Wangan Islet is 40 minutes on a boat from Makung, the city on the main group of Penghu islands. It’s well worth a visit, as it has several decent beaches and a couple of good attractions. It’s small – less than 14 square kilometres – and with a scooter, which you can pick up from the harbour as soon as you disembark (NT$250 a day), you can whizz round exploring every nook and cranny and see everything within a couple of hours.
This was my second visit to Penghu and I really can’t speak highly enough of the place and, above all, the people, who are some of the friendliest and kindest I have ever met. I’ll be sticking some more posts up about some of the worthwile sights and other aspects of my trip in the near future.
For now, I leave you with this fellow, who was lumbering across the road to join his bovine ilk (pictured, right), just before the turning to the caves 2 I have never seen so many cows in one place in Taiwan. They’re all clustered on a hill overlooking the bay where the caves are, munching grass out of abandoned graves.
- I’m reading Jared Diamond’s Collapse at the moment, which deals in some detail with Pacific Islanders who stripped their environments of trees, so I wonder if this was always the case. It certainly seems to have been so as far back as 13th century Yuan Dynasty visits to the archipelago. ↩
- The various signs for the site are rather confusing. The bay is basically called Yuanyang Cave but this is not in reference to the Japanese caves or, in fact, any cave at all. The character 窟 would probably be better translated as “cove” here. Signs on the main roads of the island refer to the Mandarin Duck’s Grotto and to the Yuanyang Cave. A rock marks the turning with the latter name on it. You can see a tentative explanation of the etymology of the name on the first of the photos of the information boards above. Anyway, if you’re not paying attention to the Chinese, it’s far from clear that that the grotto and the cave are one and the same. Nowhere do any of the signs give any indication of the former usage of the site. I headed down there expecting to see a cave with some ducks in it. The authorities are harping on about making this a serious attraction and it would be a good start to do away with the ambiguity and also to make it clear what is down there. ↩
As much as i enjoyed viewing the cows , i fear with your exposure they soon will meet there figurative kamikaze boat and there will be beef a plenty in Ponghu.
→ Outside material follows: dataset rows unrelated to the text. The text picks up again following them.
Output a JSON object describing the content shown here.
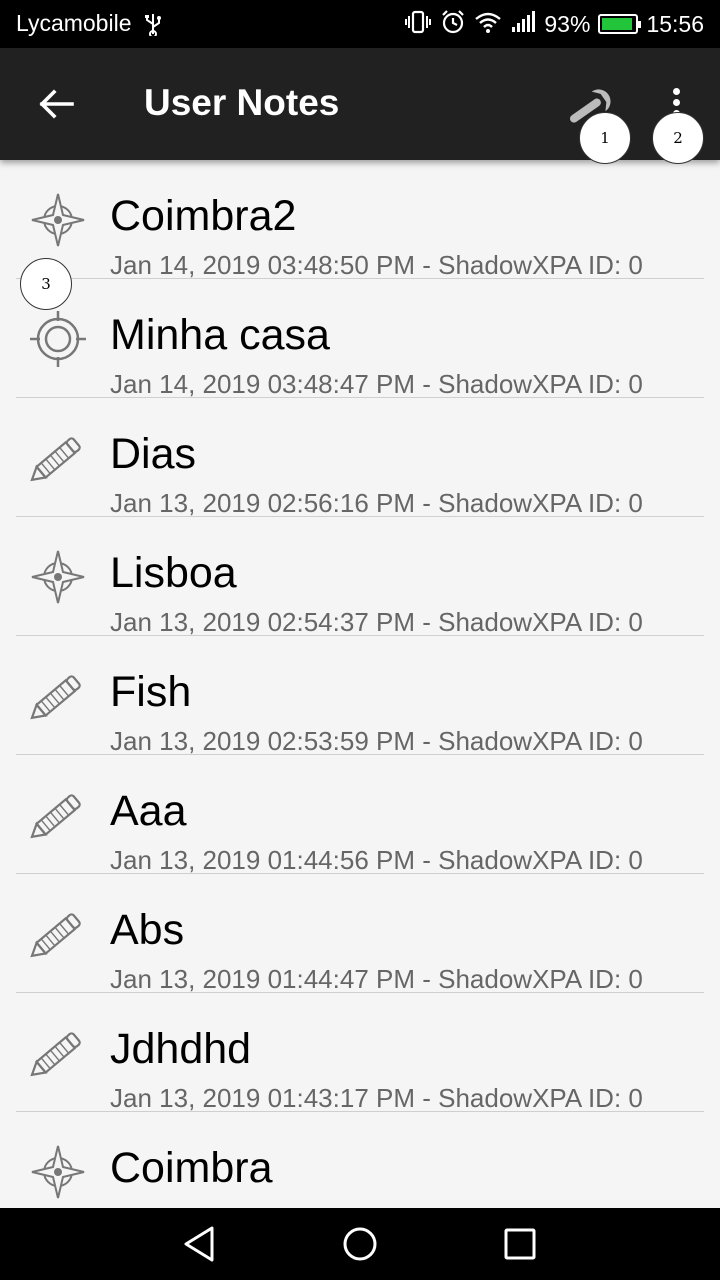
{
  "status_bar": {
    "carrier": "Lycamobile",
    "battery_percent": "93%",
    "time": "15:56",
    "icons": [
      "usb-icon",
      "vibrate-icon",
      "alarm-icon",
      "wifi-icon",
      "signal-icon",
      "battery-icon"
    ]
  },
  "app_bar": {
    "title": "User Notes",
    "icons": [
      "back-arrow-icon",
      "wrench-icon",
      "overflow-menu-icon"
    ]
  },
  "badges": [
    "1",
    "2",
    "3"
  ],
  "notes": [
    {
      "name": "Coimbra2",
      "meta": "Jan 14, 2019 03:48:50 PM - ShadowXPA ID: 0",
      "icon": "compass-rose-icon"
    },
    {
      "name": "Minha casa",
      "meta": "Jan 14, 2019 03:48:47 PM - ShadowXPA ID: 0",
      "icon": "crosshair-target-icon"
    },
    {
      "name": "Dias",
      "meta": "Jan 13, 2019 02:56:16 PM - ShadowXPA ID: 0",
      "icon": "pencil-icon"
    },
    {
      "name": "Lisboa",
      "meta": "Jan 13, 2019 02:54:37 PM - ShadowXPA ID: 0",
      "icon": "compass-rose-icon"
    },
    {
      "name": "Fish",
      "meta": "Jan 13, 2019 02:53:59 PM - ShadowXPA ID: 0",
      "icon": "pencil-icon"
    },
    {
      "name": "Aaa",
      "meta": "Jan 13, 2019 01:44:56 PM - ShadowXPA ID: 0",
      "icon": "pencil-icon"
    },
    {
      "name": "Abs",
      "meta": "Jan 13, 2019 01:44:47 PM - ShadowXPA ID: 0",
      "icon": "pencil-icon"
    },
    {
      "name": "Jdhdhd",
      "meta": "Jan 13, 2019 01:43:17 PM - ShadowXPA ID: 0",
      "icon": "pencil-icon"
    },
    {
      "name": "Coimbra",
      "meta": "",
      "icon": "compass-rose-icon"
    }
  ],
  "nav_bar": {
    "icons": [
      "nav-back-icon",
      "nav-home-icon",
      "nav-recents-icon"
    ]
  },
  "colors": {
    "status_bar_bg": "#000000",
    "app_bar_bg": "#212121",
    "list_bg": "#f5f5f5",
    "battery_fill": "#22c43a"
  }
}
Yeah, the Japs had all sorts of last-ditch weapons they were itching to unleash on an allied invasion. Nearly all of them involved suicide in some way (manned suicide torpedoes, suicide rockets, suicide boats, suicide divers, a millions-strong militia trained to attack the invaders with bamboo sticks) and would most likely have had indifferent effects on the invaders. Even the Kamikaze pilots inflicted only marginally more casualties than they themselves suffered (4,000 dead kamikaze pilots vs. 4,900 dead USN, RN, and RAN sailors) and only found their targets 14% of the time.
The main reason, other than pure fanaticism, the Japanese military leaders were still in favour of fighting in ’45 was because they thought they might be able to defeat an invasion through the use of such suicide weapons and thus win the war. Once the power of the atomic bomb became apparent to them, and they understood that the allies could win without even invading, this final motivation for continuing the war was removed.